La actriz y directora Aina Clotet se adentra en las secuelas que deja el cáncer a través de su ópera prima titulada 'Viva'. En esta película, aborda de manera profunda y sensible las huellas físicas y emocionales que esta enfermedad provoca en quienes la padecen. Según Clotet, el miedo a la muerte y las dependencias emocionales, que a primera vista parecen temas opuestos, están intrínsecamente relacionados. Con esta obra, busca generar un diálogo sobre la complejidad de la vida y las emociones humanas en contextos difíciles.

En una reciente entrevista, la cineasta comentó sobre su visión de la vida y la lucha diaria que implica enfrentar temores y deseos. Clotet subraya que 'Viva' se centra en dos miedos fundamentales: el miedo a la soledad y el profundo temor a la muerte. A través de la historia de Nora, una científica que investiga la prolongación de la vida celular, se entrelazan estos miedos con la búsqueda de un equilibrio emocional en un contexto de crisis personal tras haber enfrentado un diagnóstico de cáncer de mama. Aunque la enfermedad no fue el motor inicial de la trama, se convirtió en un elemento central que dio forma a la narrativa.

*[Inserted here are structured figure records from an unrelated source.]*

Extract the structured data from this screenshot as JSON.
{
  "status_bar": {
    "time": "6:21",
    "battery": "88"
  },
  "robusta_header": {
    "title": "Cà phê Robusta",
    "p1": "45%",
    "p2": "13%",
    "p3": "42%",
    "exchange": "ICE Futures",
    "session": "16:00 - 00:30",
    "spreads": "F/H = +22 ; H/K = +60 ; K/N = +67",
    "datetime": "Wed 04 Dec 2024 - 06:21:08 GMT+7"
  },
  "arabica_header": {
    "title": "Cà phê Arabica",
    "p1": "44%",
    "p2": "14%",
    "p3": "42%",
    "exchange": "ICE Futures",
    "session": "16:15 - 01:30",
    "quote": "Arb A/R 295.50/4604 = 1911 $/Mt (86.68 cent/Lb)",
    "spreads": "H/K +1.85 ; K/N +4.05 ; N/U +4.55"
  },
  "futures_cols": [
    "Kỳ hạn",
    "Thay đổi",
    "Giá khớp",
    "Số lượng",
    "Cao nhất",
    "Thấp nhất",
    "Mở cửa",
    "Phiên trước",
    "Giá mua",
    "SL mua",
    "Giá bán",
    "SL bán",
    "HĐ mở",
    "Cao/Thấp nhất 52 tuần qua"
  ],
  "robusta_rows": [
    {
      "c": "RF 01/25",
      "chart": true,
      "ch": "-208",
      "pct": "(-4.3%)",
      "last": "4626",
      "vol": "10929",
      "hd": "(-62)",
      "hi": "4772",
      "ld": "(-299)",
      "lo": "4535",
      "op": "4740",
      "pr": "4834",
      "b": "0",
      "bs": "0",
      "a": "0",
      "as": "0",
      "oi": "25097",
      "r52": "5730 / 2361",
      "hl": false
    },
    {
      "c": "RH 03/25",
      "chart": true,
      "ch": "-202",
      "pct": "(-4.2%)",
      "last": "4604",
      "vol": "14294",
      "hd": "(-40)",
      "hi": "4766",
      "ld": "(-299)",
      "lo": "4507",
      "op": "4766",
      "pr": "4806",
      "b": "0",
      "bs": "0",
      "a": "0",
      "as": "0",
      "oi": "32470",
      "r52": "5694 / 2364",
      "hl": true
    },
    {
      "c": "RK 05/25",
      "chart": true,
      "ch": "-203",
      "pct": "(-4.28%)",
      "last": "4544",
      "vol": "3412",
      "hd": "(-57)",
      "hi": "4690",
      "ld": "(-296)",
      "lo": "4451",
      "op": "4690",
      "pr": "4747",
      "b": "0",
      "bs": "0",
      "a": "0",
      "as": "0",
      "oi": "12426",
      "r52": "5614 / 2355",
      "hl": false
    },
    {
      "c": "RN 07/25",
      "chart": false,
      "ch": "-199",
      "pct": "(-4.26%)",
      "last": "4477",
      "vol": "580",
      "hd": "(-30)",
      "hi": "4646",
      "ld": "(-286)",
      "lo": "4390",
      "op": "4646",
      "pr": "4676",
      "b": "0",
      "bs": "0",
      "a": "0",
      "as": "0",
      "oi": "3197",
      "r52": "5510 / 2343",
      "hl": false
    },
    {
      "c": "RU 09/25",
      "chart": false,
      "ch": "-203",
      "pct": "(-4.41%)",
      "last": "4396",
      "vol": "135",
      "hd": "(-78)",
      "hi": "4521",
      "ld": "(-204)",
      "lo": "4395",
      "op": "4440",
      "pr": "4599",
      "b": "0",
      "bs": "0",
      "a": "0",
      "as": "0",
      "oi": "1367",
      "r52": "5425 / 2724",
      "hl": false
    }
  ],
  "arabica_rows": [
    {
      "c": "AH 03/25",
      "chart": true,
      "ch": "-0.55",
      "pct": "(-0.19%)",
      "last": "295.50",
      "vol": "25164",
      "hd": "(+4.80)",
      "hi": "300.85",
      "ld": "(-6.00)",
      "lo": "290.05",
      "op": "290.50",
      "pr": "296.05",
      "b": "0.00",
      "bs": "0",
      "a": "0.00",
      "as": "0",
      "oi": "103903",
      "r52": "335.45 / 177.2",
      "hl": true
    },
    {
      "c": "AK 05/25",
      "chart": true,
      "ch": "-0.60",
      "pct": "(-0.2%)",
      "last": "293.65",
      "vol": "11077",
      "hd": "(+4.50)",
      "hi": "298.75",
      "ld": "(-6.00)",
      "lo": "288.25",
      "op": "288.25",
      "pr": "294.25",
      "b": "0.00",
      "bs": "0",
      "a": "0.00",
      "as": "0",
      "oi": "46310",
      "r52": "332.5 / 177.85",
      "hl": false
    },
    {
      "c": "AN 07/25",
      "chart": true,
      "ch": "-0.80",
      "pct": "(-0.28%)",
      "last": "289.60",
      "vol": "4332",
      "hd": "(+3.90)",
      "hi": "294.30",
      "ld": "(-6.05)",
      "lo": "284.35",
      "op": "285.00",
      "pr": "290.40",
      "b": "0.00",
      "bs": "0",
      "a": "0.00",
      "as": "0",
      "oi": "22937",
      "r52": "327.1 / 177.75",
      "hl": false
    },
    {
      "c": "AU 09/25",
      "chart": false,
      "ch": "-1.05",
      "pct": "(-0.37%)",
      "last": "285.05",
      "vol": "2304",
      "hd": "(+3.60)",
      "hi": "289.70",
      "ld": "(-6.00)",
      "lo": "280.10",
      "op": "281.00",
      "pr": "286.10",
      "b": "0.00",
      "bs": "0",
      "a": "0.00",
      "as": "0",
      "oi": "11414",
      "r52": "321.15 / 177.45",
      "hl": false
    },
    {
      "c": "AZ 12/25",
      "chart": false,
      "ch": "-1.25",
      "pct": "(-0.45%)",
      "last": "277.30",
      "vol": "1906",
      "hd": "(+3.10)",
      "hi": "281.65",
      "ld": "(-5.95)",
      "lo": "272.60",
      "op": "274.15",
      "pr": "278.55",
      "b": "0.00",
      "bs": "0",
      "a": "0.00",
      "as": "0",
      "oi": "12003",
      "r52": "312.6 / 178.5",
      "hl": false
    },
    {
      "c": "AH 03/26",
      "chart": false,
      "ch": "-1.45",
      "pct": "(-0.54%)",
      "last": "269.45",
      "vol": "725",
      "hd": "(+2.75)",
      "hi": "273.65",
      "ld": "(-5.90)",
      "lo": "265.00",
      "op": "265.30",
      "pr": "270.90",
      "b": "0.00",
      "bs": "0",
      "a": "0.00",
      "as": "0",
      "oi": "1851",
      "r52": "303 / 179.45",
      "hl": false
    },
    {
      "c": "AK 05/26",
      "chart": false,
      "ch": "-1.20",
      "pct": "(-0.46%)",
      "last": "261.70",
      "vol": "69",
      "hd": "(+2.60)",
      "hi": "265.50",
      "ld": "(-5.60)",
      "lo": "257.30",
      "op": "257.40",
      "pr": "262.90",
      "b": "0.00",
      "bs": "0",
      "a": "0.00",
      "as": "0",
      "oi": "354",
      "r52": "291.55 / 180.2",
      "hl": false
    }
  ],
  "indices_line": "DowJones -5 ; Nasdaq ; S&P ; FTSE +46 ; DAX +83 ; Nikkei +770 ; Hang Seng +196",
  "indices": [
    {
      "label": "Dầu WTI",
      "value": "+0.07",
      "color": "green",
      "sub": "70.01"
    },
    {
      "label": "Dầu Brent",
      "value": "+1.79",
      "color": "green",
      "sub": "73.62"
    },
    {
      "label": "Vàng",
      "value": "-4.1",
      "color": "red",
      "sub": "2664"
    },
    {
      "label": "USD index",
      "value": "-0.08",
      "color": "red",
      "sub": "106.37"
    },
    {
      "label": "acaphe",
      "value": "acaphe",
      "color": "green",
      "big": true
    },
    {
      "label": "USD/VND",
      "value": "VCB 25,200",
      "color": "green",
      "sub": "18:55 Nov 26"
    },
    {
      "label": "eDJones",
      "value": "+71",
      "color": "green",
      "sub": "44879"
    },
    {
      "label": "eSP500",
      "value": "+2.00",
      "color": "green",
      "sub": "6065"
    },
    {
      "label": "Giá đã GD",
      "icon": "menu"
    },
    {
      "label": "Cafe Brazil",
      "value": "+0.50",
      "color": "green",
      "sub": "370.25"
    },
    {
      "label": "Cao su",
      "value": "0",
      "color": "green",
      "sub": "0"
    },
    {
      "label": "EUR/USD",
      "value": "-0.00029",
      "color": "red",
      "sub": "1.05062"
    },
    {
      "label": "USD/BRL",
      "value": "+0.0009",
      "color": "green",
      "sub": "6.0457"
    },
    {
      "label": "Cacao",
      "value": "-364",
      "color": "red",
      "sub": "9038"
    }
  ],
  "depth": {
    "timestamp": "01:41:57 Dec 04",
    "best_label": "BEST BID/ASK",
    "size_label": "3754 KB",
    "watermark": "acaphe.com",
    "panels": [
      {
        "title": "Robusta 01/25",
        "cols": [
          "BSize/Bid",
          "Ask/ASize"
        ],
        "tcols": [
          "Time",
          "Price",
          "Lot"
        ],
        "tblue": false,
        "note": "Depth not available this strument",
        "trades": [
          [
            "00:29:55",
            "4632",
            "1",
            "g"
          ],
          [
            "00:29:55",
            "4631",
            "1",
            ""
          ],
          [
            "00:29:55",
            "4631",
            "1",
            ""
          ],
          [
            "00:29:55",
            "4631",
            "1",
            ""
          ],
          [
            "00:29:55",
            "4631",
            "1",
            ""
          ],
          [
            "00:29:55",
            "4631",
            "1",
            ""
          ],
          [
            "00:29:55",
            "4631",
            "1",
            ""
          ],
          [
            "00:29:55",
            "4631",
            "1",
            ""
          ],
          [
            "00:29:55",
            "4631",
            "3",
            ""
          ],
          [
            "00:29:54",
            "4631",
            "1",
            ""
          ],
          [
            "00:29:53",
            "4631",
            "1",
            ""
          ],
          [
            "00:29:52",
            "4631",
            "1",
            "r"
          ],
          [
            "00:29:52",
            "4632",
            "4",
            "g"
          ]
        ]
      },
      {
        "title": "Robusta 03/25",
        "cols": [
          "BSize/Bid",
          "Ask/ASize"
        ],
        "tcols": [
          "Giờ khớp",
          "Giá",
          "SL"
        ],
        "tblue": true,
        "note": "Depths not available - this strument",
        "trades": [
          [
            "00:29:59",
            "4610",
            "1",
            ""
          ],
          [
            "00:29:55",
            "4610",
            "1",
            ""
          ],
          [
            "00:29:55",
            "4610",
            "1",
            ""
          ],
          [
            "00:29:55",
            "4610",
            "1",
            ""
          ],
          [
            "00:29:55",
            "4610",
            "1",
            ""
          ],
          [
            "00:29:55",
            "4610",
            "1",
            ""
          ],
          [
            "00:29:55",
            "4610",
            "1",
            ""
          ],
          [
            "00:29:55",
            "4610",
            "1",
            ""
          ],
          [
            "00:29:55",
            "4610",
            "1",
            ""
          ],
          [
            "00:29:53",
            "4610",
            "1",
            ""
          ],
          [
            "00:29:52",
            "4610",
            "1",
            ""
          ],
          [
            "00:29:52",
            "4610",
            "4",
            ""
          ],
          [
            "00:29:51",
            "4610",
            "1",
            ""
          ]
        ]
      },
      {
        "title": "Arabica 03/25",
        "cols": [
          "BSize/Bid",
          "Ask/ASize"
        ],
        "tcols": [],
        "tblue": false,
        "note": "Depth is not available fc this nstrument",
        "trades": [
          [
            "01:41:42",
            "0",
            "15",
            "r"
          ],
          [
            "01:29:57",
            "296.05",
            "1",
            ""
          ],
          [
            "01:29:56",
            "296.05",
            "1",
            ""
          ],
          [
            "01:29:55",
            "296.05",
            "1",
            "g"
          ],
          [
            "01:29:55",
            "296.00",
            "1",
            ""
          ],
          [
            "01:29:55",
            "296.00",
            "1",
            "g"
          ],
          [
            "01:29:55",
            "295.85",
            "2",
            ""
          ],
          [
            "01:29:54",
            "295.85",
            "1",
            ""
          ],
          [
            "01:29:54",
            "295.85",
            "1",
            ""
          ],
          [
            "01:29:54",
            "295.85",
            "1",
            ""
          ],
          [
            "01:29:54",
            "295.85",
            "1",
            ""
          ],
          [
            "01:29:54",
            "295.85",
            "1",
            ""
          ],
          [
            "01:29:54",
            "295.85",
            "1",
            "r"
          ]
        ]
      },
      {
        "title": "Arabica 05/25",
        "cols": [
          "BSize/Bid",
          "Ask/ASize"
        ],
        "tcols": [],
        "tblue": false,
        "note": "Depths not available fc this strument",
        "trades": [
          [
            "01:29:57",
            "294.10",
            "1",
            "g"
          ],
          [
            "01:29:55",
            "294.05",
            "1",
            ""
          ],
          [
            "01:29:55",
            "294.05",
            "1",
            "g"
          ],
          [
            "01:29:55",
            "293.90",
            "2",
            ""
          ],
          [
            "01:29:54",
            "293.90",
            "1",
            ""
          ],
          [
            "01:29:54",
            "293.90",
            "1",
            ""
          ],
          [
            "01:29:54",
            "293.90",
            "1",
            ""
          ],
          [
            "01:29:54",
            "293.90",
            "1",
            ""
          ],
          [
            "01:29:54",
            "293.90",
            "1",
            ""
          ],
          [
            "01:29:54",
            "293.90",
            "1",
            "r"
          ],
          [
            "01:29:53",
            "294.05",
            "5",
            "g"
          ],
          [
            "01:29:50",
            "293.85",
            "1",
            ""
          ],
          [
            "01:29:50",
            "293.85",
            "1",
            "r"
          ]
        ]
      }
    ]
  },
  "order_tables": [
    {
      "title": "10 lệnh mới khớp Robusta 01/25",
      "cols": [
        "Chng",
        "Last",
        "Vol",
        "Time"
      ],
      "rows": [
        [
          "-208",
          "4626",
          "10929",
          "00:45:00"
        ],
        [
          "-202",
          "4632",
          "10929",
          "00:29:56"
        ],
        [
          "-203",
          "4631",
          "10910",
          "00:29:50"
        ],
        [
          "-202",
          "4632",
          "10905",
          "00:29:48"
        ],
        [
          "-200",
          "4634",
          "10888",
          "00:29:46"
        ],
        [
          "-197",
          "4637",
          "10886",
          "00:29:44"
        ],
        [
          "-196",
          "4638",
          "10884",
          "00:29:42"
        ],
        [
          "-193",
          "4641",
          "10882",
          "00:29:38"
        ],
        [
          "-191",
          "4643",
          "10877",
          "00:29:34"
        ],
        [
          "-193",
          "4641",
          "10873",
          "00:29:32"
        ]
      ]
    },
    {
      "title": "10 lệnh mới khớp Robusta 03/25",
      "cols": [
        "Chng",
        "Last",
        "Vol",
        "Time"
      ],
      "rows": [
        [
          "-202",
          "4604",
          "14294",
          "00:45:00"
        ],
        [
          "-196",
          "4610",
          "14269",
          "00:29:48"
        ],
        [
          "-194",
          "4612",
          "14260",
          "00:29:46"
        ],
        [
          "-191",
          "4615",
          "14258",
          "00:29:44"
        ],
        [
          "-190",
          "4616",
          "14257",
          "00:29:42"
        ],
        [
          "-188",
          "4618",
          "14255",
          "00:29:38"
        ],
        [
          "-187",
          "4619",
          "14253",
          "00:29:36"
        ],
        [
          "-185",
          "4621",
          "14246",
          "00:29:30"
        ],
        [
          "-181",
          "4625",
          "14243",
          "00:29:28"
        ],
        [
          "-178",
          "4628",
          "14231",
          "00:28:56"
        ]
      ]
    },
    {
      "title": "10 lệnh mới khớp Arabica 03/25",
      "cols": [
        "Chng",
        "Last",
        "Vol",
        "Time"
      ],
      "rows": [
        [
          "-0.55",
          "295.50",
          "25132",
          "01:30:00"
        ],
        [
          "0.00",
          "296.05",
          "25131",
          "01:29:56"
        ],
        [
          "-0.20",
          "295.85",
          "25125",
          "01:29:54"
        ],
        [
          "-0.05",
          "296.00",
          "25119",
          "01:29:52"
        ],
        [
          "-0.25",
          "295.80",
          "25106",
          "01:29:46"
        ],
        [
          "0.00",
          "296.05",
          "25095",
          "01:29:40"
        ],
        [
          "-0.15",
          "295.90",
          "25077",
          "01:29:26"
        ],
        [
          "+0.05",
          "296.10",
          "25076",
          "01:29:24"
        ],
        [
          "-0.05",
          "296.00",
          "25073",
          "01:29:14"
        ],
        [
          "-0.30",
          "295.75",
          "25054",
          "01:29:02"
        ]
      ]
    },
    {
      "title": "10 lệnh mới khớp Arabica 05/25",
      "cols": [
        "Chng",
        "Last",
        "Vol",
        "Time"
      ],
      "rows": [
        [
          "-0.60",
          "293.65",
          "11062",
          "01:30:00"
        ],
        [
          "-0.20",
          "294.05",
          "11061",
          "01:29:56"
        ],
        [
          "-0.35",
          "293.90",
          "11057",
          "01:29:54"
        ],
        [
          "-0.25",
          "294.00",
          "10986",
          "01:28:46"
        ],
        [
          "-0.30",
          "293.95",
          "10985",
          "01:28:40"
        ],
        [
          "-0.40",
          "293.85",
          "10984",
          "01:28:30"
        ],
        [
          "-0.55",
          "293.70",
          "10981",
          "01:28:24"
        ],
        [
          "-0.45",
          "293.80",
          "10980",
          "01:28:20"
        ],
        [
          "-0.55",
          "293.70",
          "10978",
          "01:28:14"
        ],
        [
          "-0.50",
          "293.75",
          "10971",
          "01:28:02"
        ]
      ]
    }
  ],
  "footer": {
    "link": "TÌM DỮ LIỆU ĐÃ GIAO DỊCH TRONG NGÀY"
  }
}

La película ha sido bien recibida en festivales internacionales, destacando la obtención del premio a la revelación en la Semana de la Crítica del Festival de Cannes. Esta distinción ha colocado a Clotet en el centro de atención, no solo como actriz, sino también como directora que ofrece una mirada fresca y necesaria sobre la experiencia del cáncer desde la perspectiva femenina. A través de su trabajo, busca visibilizar las historias de mujeres que han vivido la experiencia de una mastectomía, resaltando la importancia de mostrar sus cuerpos como espacios de belleza y empoderamiento.

Clotet enfatiza que uno de los objetivos de 'Viva' es dar a conocer lo que ella denomina la 'doble cicatriz' del cáncer, que abarca tanto las secuelas físicas como las emocionales. En este sentido, busca desafiar los estereotipos asociados a los cuerpos de las mujeres post-cáncer, reafirmando que estos pueden volver a experimentar el deseo y la plenitud de la vida. La película no solo es un testimonio del sufrimiento y la lucha, sino también una celebración de la resiliencia y la capacidad de transformación personal que surge en momentos de adversidad.

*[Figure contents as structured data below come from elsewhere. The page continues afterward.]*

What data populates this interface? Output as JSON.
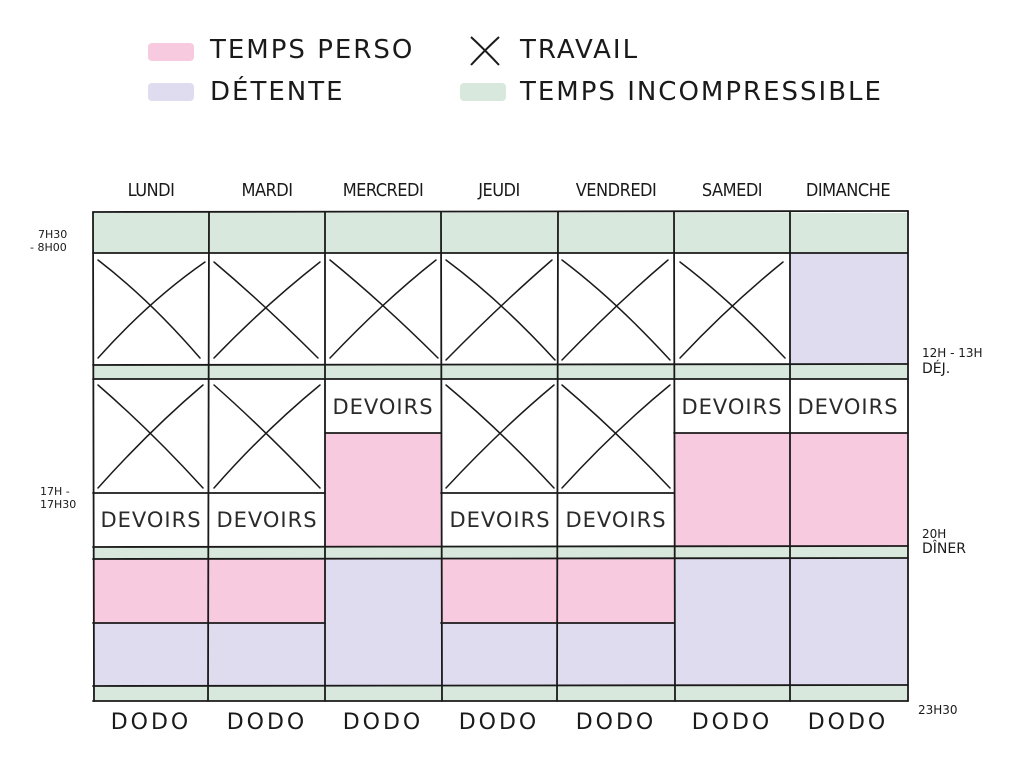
{
  "legend": {
    "temps_perso": "TEMPS PERSO",
    "detente": "DÉTENTE",
    "travail": "TRAVAIL",
    "temps_incompressible": "TEMPS INCOMPRESSIBLE"
  },
  "colors": {
    "temps_perso": "#f7cadf",
    "detente": "#e0dcef",
    "temps_incompressible": "#d9e8dc",
    "line": "#1a1a1a"
  },
  "days": [
    "LUNDI",
    "MARDI",
    "MERCREDI",
    "JEUDI",
    "VENDREDI",
    "SAMEDI",
    "DIMANCHE"
  ],
  "block_text": {
    "devoirs": "DEVOIRS",
    "dodo": "DODO"
  },
  "time_labels": {
    "left_morning": [
      "7H30",
      "- 8H00"
    ],
    "left_afternoon": [
      "17H -",
      "17H30"
    ],
    "right_lunch": [
      "12H - 13H",
      "DÉJ."
    ],
    "right_dinner": [
      "20H",
      "DÎNER"
    ],
    "right_night": "23H30"
  }
}
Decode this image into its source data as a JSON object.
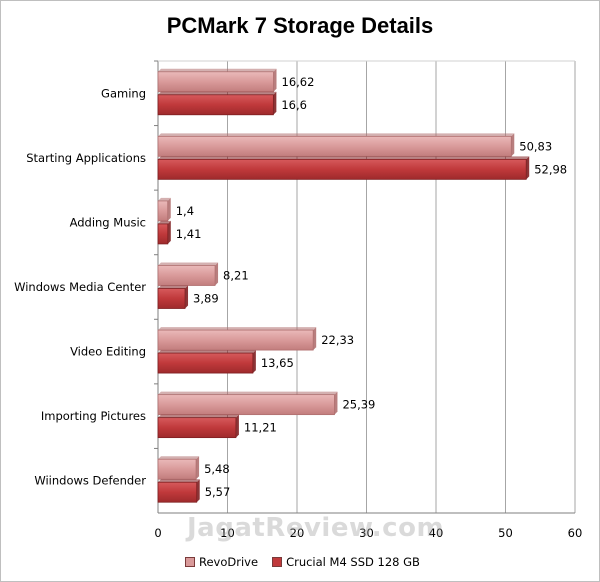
{
  "chart_data": {
    "type": "bar",
    "orientation": "horizontal",
    "title": "PCMark 7 Storage Details",
    "categories": [
      "Gaming",
      "Starting Applications",
      "Adding Music",
      "Windows Media Center",
      "Video Editing",
      "Importing Pictures",
      "Wiindows Defender"
    ],
    "series": [
      {
        "name": "RevoDrive",
        "values": [
          16.62,
          50.83,
          1.4,
          8.21,
          22.33,
          25.39,
          5.48
        ],
        "labels": [
          "16,62",
          "50,83",
          "1,4",
          "8,21",
          "22,33",
          "25,39",
          "5,48"
        ],
        "color": "#d99a9a"
      },
      {
        "name": "Crucial M4 SSD 128 GB",
        "values": [
          16.6,
          52.98,
          1.41,
          3.89,
          13.65,
          11.21,
          5.57
        ],
        "labels": [
          "16,6",
          "52,98",
          "1,41",
          "3,89",
          "13,65",
          "11,21",
          "5,57"
        ],
        "color": "#c0393b"
      }
    ],
    "xlim": [
      0,
      60
    ],
    "xticks": [
      0,
      10,
      20,
      30,
      40,
      50,
      60
    ],
    "grid": true,
    "legend_position": "bottom"
  },
  "watermark": "JagatReview.com"
}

La directora también reflexiona sobre cómo una enfermedad grave puede provocar un reevaluación profunda de las relaciones personales. Clotet menciona que aquellos que enfrentan el cáncer suelen cuestionar sus vínculos y la calidad de las personas que los rodean. Este proceso de autodescubrimiento es fundamental en la trama de 'Viva', donde la protagonista debe confrontar no solo sus miedos internos, sino también las dinámicas de su vida emocional y afectiva.

Definiendo 'Viva' como uno de los proyectos más significativos de su carrera, Clotet comparte que ha sido un trayecto de autodescubrimiento y resiliencia. La protagonista de la película vive en un constante tira y afloja entre la razón y el deseo, lo que refleja la complejidad de la naturaleza humana. Al final, la obra se convierte en una reflexión sobre la lucha entre el control y la aceptación de la vida tal como se presenta, un mensaje que resuena en muchos niveles para quienes han enfrentado desafíos similares.